Lembro-me de estar em cima da mesa a dizer umas rimas, que mais tarde vim a saber serem as quadras do Aleixo, e ser fortemente advertida de que não as podia repetir em circunstância alguma. Só podiam ser ditas em casa e a falar baixinho como se viesse o papão e me levasse.
Lembro-me de, durante muito tempo, o meu pai me dizer que eu tinha de fazer de conta que não falava: “Tu não falas, Paulinha. Se alguém parar para falar connosco tu não podes dizer nada.

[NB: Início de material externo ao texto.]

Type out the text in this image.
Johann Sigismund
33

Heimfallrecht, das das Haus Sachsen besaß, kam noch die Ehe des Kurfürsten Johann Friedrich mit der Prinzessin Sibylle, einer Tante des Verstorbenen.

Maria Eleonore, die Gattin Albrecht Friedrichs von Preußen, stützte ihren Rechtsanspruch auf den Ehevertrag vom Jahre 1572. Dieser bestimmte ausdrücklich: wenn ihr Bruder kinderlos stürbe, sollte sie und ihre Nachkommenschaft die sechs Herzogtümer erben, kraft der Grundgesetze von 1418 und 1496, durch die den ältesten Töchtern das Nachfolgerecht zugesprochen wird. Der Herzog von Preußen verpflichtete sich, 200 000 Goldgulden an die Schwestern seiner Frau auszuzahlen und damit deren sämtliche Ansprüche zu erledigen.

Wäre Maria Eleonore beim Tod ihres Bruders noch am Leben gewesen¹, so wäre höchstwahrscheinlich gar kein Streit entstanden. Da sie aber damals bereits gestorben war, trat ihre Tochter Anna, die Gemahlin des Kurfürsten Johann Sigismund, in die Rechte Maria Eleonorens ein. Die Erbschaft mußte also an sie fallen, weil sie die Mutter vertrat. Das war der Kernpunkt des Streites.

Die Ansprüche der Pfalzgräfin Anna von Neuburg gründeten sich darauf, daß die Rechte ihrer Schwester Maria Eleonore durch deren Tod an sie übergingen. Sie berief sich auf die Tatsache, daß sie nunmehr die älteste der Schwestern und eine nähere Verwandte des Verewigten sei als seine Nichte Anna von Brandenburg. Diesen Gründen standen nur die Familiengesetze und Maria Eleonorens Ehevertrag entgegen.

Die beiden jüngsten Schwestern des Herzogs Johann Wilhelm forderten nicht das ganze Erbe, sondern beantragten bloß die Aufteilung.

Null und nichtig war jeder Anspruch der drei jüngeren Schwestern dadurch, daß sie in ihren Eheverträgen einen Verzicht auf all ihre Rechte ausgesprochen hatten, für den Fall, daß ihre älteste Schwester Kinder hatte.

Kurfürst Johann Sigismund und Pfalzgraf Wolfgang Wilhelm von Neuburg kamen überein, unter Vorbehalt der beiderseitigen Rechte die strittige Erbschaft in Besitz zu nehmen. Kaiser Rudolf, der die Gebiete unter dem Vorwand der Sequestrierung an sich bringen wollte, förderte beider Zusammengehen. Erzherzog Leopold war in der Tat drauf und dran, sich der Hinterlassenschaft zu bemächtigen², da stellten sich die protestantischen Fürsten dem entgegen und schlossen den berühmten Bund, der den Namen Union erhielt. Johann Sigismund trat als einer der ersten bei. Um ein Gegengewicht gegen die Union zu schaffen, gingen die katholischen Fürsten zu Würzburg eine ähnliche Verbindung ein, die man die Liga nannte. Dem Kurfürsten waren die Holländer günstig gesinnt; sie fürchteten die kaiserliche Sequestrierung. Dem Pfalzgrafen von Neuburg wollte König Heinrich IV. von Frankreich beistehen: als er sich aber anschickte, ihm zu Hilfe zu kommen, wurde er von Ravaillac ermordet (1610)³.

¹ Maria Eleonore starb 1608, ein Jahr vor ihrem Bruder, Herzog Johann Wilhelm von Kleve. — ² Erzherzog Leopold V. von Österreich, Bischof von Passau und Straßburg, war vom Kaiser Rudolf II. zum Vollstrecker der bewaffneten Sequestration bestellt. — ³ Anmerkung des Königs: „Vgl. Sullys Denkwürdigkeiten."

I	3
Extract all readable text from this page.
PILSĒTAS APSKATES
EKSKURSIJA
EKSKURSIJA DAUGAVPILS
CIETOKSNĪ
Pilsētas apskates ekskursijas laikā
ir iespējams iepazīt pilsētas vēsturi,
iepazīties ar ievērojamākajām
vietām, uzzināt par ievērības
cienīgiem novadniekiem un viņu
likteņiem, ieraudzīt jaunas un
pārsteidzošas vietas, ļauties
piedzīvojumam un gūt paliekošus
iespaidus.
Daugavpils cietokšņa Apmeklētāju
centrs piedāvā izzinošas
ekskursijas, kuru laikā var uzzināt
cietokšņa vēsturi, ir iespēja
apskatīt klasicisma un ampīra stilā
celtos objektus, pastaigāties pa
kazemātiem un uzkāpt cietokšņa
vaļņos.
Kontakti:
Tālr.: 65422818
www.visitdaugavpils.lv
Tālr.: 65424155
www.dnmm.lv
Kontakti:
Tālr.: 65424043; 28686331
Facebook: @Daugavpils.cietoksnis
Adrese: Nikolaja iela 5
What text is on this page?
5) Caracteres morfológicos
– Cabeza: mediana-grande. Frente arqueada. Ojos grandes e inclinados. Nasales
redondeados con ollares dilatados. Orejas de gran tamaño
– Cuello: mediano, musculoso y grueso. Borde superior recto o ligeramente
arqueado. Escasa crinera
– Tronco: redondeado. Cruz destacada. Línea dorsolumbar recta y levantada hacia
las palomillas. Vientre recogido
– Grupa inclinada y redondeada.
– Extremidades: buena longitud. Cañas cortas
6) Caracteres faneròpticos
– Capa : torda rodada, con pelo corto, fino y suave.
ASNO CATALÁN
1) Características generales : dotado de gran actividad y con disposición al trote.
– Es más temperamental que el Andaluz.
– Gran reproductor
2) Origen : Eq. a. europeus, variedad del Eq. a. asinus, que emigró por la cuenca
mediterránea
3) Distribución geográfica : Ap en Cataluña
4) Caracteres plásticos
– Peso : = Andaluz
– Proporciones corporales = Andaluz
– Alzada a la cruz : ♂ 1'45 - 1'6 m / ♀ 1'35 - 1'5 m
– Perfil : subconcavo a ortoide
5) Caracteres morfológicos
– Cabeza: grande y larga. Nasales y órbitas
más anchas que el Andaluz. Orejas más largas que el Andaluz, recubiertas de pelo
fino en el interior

Tens de fazer de conta que és muda!”
E, ao final da tarde, nos dias escuros de inverno, quando caminhávamos da escola para casa, o caminho parecia nunca acabar. Primeiro ouvia-se o característico roncar do motor do Volkswagen e o meu dizia-me para continuar a caminhar direita e sem olhar. Fazia o habitual alerta que, se o carro parasse, eu era muda. Depois, viam-se as luzes dos faróis, e ouvia-se o carro a aproximar-se lentamente. O meu pai repetia o aviso. O carro nunca mais passava e aqueles minutos pareciam horas. O meu pai repetia a lengalenga habitual: “tu não falas, tu não falas, tu não falas filhinha…”
Uns dias o carro passava e ficávamos a vê-lo afastar-se, com o coração a bater na garganta, e eu sentia-me a sufocar. Outros, o carro parava. Eram os dias em que chegava a casa com as calças molhadas.
Lembro-me de estar doente e a minha mãe suplicar por dinheiro aos meus avós para eu ser operado na Clínica de Santa Filomena. Ser mãe de uma criança de 4 anos, aos 21 anos, não era fácil; e deixar uma simples operação à apêndice ser feita no hospital publico, era uma irresponsabilidade.
As minhas memórias recordam pobrezinhos nas ruas e nobres senhoras que lhes atiravam uma moeda caridosamente. Quando eu ia ter com a minha avó, à porta da Igreja Santa Cruz, era fácil perceber que cada senhora tinha o seu pobre que generosamente alimentava. Hoje, até os animais de estimação são tratados com mais respeito.
Lembro-me do lápis azul, dos livros que não se podiam ler, dos filmes proibidos e das conversas sussurradas dos meus pais com os vizinhos.
Mas, o que mais me custava, era não me deixarem falar e estarem sempre a dizer que não podia dizer isto ou aquilo.
Naquele tempo, íamos a pé para a escola, sozinhos, o que já era bem melhor que a geração anterior. A minha sogra, com cinco anos de idade, trabalhava acartando bacias de carne do matadouro para o talho. Bacias que, por vezes, a esmagavam contra o chão e, outras vezes, a faziam desmaiar.
Um dia, estava na escola, e a professora mandou-nos para casa. Cheguei a casa, muito aborrecida, porque adorava brincar com os meus amigos. A minha mãe veio buscar-me às escadas e perguntou-me o que tinha. Lá lhe expliquei porque estava triste. A minha mãe retorquiu que me ia contar uma coisa que me ia deixar muito feliz. No alto dos meus sete anos perguntei: “já posso falar?”
A minha mãe abraçou-me e disse: “A partir de agora, vais poder dizer sempre o que tu quiseres!”
São estas as minhas memórias da infância.
Só muito mais tarde percebi que a isto se chamava Liberdade de Expressão.
Mais tarde compreendi o que era o direito à saúde, à educação e à justiça.
Percebi a diferença entre caridade e solidariedade.
Compreendi que, se reivindicarmos igualdade de direitos, contribuímos para a construção de um mundo melhor.
Eu tenho estado sempre comprometida com o meu crescimento e da sociedade em que estou inserida.
É, por tudo isto, que eu comemoro o 25 de Abril!